Тем не менее он проследил свой взгляд на науку до прозрения, случившегося с ним в 1947 году, когда он учился в Гарварде, пытаясь получить докторскую степень по специальности физика. Читая «Физику» Аристотеля, Кун удивился, насколько она «неправильна».

Как получилось, что человек, блестяще писавший на такое количество тем, был настолько сбит с дороги, когда дело дошло до физики?

Кун размышлял над этой тайной, глядя в окно студенческого общежития («Я до сих пор вижу лозу и тень, которая покрывала ее на две трети»), когда внезапно до него «дошел смысл» книги Аристотеля. Кун понял, что Аристотель вкладывал в основные понятия другие знания, отличные от вкладываемых современными физиками. Например, Аристотель использовал слово «движение», чтобы сказать не просто об изменении положения, а об изменении вообще — солнце краснеет и спускается к горизонту. Физика Аристотеля, понимаемая в ее терминах, просто отличалась от физики Ньютона, но не уступала ей.

Кун оставил физику в пользу философии и пятнадцать лет боролся, чтобы трансформировать свое прозрение в теорию, изложенную в «Структуре научных революций». Краеугольным камнем его модели является концепция парадигмы. Под парадигмой до Куна имели в виду просто пример, который служит образовательным целям. Например аmо, amas, amat —  это парадигма для обучения спряжению глаголов в латинском языке. Кун использовал этот термин для набора процедур или идей, косвенно  инструктирующих ученых о том, чему верить и как работать. Большинство ученых никогда не спорят с парадигмой. Они решают загадки, проблемы, от которых усиливается и расширяется охват парадигмы, а не бросают ей вызов. Кун назвал это «жадным поглощением» или «нормальной наукой». Всегда существуют аномалии, явления, которые парадигма не в силах изъяснить и которые могут даже противоречить ей. Аномалии часто игнорируют, но если они нарастают, то могут вызвать революцию (также называемую смещением парадигмы, хотя это не выражение Куна), когда ученые отказываются от старой парадигмы в пользу новой.
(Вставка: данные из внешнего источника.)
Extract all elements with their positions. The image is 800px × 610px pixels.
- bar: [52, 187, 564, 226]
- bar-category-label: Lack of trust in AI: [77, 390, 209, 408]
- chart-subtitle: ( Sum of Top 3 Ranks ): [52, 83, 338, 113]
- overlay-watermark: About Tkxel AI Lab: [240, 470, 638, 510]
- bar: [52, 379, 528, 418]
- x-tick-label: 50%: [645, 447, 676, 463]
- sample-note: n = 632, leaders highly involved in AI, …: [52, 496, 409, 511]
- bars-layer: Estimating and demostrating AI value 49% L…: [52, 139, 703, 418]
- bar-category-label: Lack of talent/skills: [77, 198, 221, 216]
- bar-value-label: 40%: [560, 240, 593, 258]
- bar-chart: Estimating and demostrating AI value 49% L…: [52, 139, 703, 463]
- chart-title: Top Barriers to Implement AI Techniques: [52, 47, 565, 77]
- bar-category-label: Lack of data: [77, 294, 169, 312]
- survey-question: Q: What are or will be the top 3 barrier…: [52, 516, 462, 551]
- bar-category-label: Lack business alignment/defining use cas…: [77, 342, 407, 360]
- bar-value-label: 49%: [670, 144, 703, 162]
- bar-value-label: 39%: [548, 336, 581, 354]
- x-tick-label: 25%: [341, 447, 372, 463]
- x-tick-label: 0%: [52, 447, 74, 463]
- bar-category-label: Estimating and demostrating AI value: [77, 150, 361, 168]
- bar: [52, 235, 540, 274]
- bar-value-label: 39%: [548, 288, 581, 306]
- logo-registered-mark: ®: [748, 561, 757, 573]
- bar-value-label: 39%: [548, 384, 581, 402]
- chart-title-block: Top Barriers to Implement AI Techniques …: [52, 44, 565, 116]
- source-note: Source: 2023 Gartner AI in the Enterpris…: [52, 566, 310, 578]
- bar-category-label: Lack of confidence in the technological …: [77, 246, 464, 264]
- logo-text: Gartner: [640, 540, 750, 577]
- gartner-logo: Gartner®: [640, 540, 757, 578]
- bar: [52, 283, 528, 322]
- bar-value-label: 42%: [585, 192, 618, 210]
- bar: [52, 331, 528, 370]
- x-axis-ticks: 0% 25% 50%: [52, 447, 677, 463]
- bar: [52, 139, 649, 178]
Отрицая взгляд на науку как на непрерывный процесс строительства, Кун был твердо уверен, что революция — это как деструктивный, так и созидательный акт. Предложивший новую парадигму стоит на плечах гигантов (если заимствовать фразу Ньютона), а затем сильно бьет их по головам. Он часто молод или недавно пришел в эту сферу, то есть не полностью знаком с теорией. Большинство ученых с неохотой принимают новую парадигму. Они часто не понимают ее, и у них нет объективных критериев, чтобы оценить ее. Для различных парадигм нет общего стандарта для сравнения; они «несопоставимы», если воспользоваться термином Куна. Выдвигающие различные парадигмы могут спорить вечно и так и не разрешить свои несогласия, потому что они вкладывают различные знания в основные термины: движение, частица, пространство, время. Перемена взглядов ученых, таким образом, является как субъективным, так и политическим процессом. Он может включать внезапное интуитивное понимание, подобное достигнутому в конце концов Куном, когда он размышлял над Аристотелем. Тем не менее ученые часто принимают парадигму просто потому, что за ней стоят другие с хорошей репутацией или их большинство.
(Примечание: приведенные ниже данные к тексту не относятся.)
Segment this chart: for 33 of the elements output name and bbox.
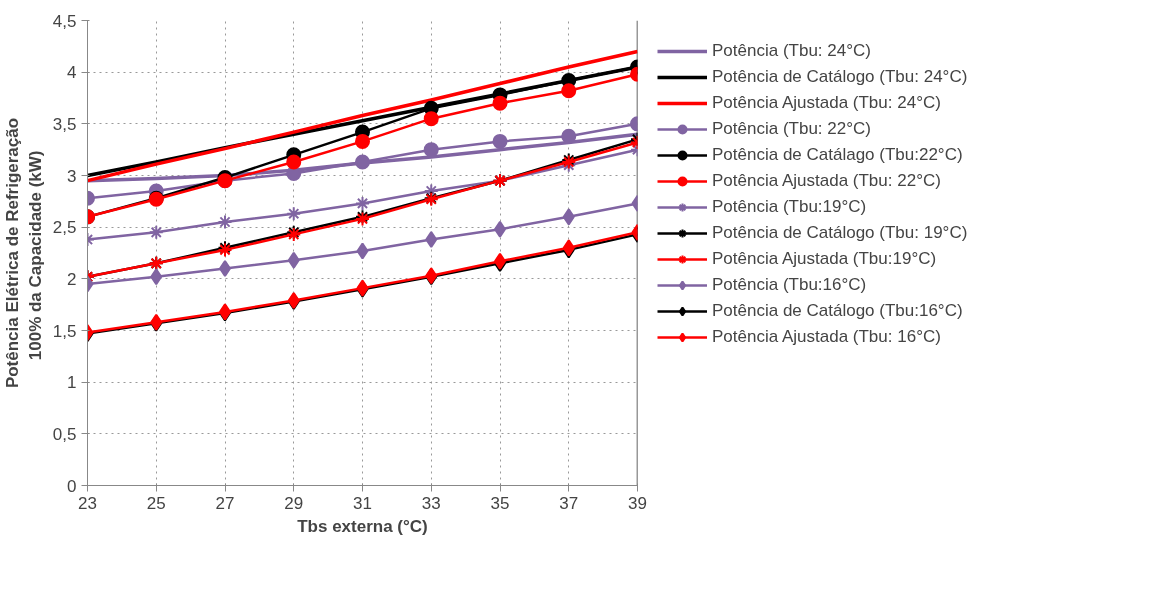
y-tick-label: 1,5 (52, 321, 77, 341)
legend-label: Potência de Catálogo (Tbu: 24°C) (712, 66, 968, 88)
x-tick-label: 27 (215, 493, 235, 513)
y-tick-label: 0,5 (52, 424, 77, 444)
legend-label: Potência Ajustada (Tbu: 16°C) (712, 326, 941, 348)
x-tick-label: 31 (353, 493, 372, 513)
x-axis-title: Tbs externa (°C) (297, 516, 428, 536)
legend-label: Potência de Catálogo (Tbu: 19°C) (712, 222, 968, 244)
y-tick-label: 3,5 (52, 114, 77, 134)
y-axis-title: Potência Elétrica de Refrigeração 100% da Capacidade (kW) (3, 117, 45, 389)
legend-label: Potência Ajustada (Tbu: 22°C) (712, 170, 941, 192)
legend-label: Potência (Tbu:19°C) (712, 196, 867, 218)
y-tick-label: 0 (67, 476, 77, 496)
legend-label: Potência Ajustada (Tbu:19°C) (712, 248, 937, 270)
y-tick-label: 1 (67, 373, 77, 393)
x-tick-label: 23 (78, 493, 97, 513)
legend-label: Potência de Catálago (Tbu:22°C) (712, 144, 963, 166)
x-tick-label: 35 (490, 493, 510, 513)
y-tick-label: 3 (67, 166, 77, 186)
legend-label: Potência de Catálogo (Tbu:16°C) (712, 300, 963, 322)
y-tick-label: 4,5 (52, 11, 77, 31)
x-tick-label: 37 (559, 493, 579, 513)
x-tick-label: 39 (628, 493, 647, 513)
x-tick-label: 25 (146, 493, 166, 513)
x-tick-label: 29 (284, 493, 304, 513)
legend-label: Potência (Tbu: 22°C) (712, 118, 871, 140)
y-tick-label: 2 (67, 269, 77, 289)
y-tick-label: 2,5 (52, 218, 77, 238)
legend-label: Potência (Tbu:16°C) (712, 274, 867, 296)
legend-label: Potência (Tbu: 24°C) (712, 40, 871, 62)
y-tick-label: 4 (67, 63, 77, 83)
x-tick-label: 33 (421, 493, 441, 513)
legend-label: Potência Ajustada (Tbu: 24°C) (712, 92, 941, 114)
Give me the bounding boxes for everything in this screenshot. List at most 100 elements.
Взгляд Куна расходился со взглядами Поппера по нескольким важным аспектам. Кун (и другие критики Поппера) доказывал, что опровержение не более возможно, чем подтверждение; каждый процесс подразумевает существование абсолютных стандартов доказательств, превосходящих любую отдельную парадигму. Новая парадигма может решить загадки лучше, чем старая, и она может иметь большее практическое применение.

— Но вы не можете просто описать другую науку как лженауку, — сказал Кун.

То, что современная физика дала компьютеры, ядерную энергию и проигрыватели компакт-дисков, не означает, что она более истинна, в абсолютном смысле, чем физика Аристотеля. Также Кун отрицал, что наука постоянно приближается к истине. В конце «Структуры» он утверждает, что наука, как жизнь на Земле, не развивается К чему-то, а только ОТ чего-то.

Кун охарактеризовал мне себя как «постдарвинианского кантианца». Кант также верил, что без какого-либо вида парадигмы a priori (изначально, лат. — Пер.)  разум не сможет навести порядок в чувственном опыте. Но в то время как Кант и Дарвин учили, что все мы появляемся на свет с более или менее одинаковой врожденной парадигмой, Кун доказывал, что наши парадигмы изменяются с изменением культуры.

— Различные группы и одна группа в разное время, — сказал мне Кун, — могут иметь различный опыт и поэтому в некотором смысле жить в разных мирах.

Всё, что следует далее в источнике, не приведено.